Königstein im Taunus

Stadtbibliothek zeigt Ausstellung zur psychosozialen Prävention

Die Stadtbibliothek Königstein ist mehr als eine Bücherausleihe, denn in einer Bibliothek geht es nicht allein um Bücher, sondern um Wissenserwerb und kulturelle Erfahrungen. Es ist ein Ort für Alt und Jung, an dem man sich begegnen, miteinander sprechen und voneinander lernen kann.

Aber man darf sich hier auch genauso gut mit einer Tasse Kaffee zurückziehen, in fremde Welten tauchen und etwas für sich tun. Gerade im stressigen Alltag ist es wichtig, sich Zeit für sein seelisches Wohlbefinden zu nehmen, damit dieses nicht aus dem Gleichgewicht gerät. Wenn die seelische Gesundheit aus der Balance kommt, spricht man von einer psychischen Störung. Diese können jeden treffen und sind gerade bei jungen Menschen leider auf dem Vormarsch.

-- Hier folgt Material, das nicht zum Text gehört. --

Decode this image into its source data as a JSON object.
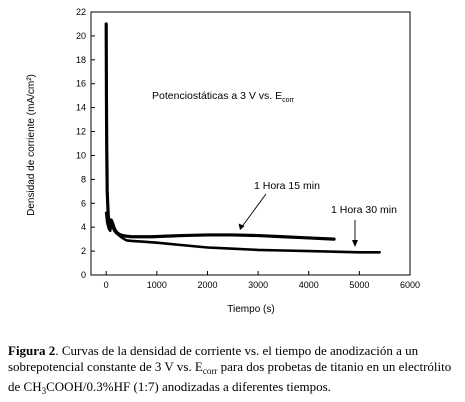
{
  "chart_data": {
    "type": "line",
    "xlabel": "Tiempo (s)",
    "ylabel": "Densidad de corriente (mA/cm²)",
    "xlim": [
      -300,
      6000
    ],
    "ylim": [
      0,
      22
    ],
    "xticks": [
      0,
      1000,
      2000,
      3000,
      4000,
      5000,
      6000
    ],
    "yticks": [
      0,
      2,
      4,
      6,
      8,
      10,
      12,
      14,
      16,
      18,
      20,
      22
    ],
    "title_annotation": {
      "main": "Potenciostáticas a 3 V vs. E",
      "sub": "corr"
    },
    "series": [
      {
        "name": "1 Hora 15 min",
        "x": [
          0,
          5,
          10,
          20,
          40,
          60,
          80,
          100,
          130,
          160,
          200,
          260,
          320,
          400,
          500,
          700,
          900,
          1200,
          1500,
          2000,
          2500,
          3000,
          3500,
          4000,
          4500
        ],
        "y": [
          21.0,
          15.0,
          11.0,
          7.0,
          5.0,
          4.3,
          4.2,
          4.6,
          4.3,
          3.9,
          3.6,
          3.4,
          3.3,
          3.25,
          3.2,
          3.2,
          3.2,
          3.25,
          3.3,
          3.35,
          3.35,
          3.3,
          3.2,
          3.1,
          3.0
        ]
      },
      {
        "name": "1 Hora 30 min",
        "x": [
          0,
          20,
          50,
          80,
          100,
          130,
          160,
          200,
          260,
          320,
          400,
          500,
          700,
          1000,
          1500,
          2000,
          2500,
          3000,
          3500,
          4000,
          4500,
          5000,
          5400
        ],
        "y": [
          5.2,
          4.4,
          3.9,
          3.7,
          4.3,
          4.0,
          3.7,
          3.5,
          3.3,
          3.1,
          2.9,
          2.85,
          2.8,
          2.7,
          2.5,
          2.3,
          2.2,
          2.1,
          2.05,
          2.0,
          1.95,
          1.9,
          1.9
        ]
      }
    ],
    "annotations": [
      {
        "text": "1 Hora 15 min"
      },
      {
        "text": "1 Hora 30 min"
      }
    ]
  },
  "caption": {
    "label": "Figura 2",
    "text_a": ". Curvas de la densidad de corriente vs. el tiempo de anodización a un sobrepotencial constante de 3 V vs. E",
    "sub_corr": "corr",
    "text_b": " para dos probetas de titanio en un electrólito de CH",
    "sub_3": "3",
    "text_c": "COOH/0.3%HF (1:7) anodizadas a diferentes tiempos."
  }
}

Informationen und niedrigschwellige Hilfsangebote sind in diesem Zusammenhang ungemein wichtig. Die Stadtbibliothek Königstein leistet hier einen wichtigen Beitrag zur psychosozialen Prävention und stellt deshalb die Wanderausstellung „Wie geht’s?“ aus. Auf fünf Ausstellungstafeln sind junge Betroffene abgebildet, die in eindringlichen Bildern ihre Probleme darstellen und mitteilen, was ihnen geholfen hat, sich wieder besser zu fühlen. „Wie geht’s?“ informiert über einzelne Krankheitsbilder, deren Ursachen und Behandlungsmöglichkeiten. Die Themenschwerpunkte der Tafeln sind: Alkohol, Mobbing in der Schule, Depression, Selbstverletzung und Suizid. Die Darstellungen regen den Betrachter dazu an, über eigene Probleme nachzudenken und in den Austausch mit Freunden, Familie oder Experten zu kommen. Einfach und diskret können sich alle Interessierten informieren, dabei erhalten sie Anregungen, wo es für die eigenen Anliegen Hilfe in ihrer Umgebung gibt.

Erhebungen des Robert-Koch-Instituts in Berlin zur Kinder- und Jugendgesundheit in Deutschland belegen, dass circa. 20 Prozent der unter 18-Jährigen psychische Auffälligkeiten aufweisen. Experten rechnen damit, dass bis zum Jahr 2020 international die psychischen und psychomotorischen Erkrankungen im Kindesalter um mehr als 50 Prozent zunehmen. Das Statistische Bundesamt hat veröffentlicht, dass Haupttodesursache bei Jugendlichen zwischen 15 und 19 Jahren Verkehrsunfälle und Suizide sind.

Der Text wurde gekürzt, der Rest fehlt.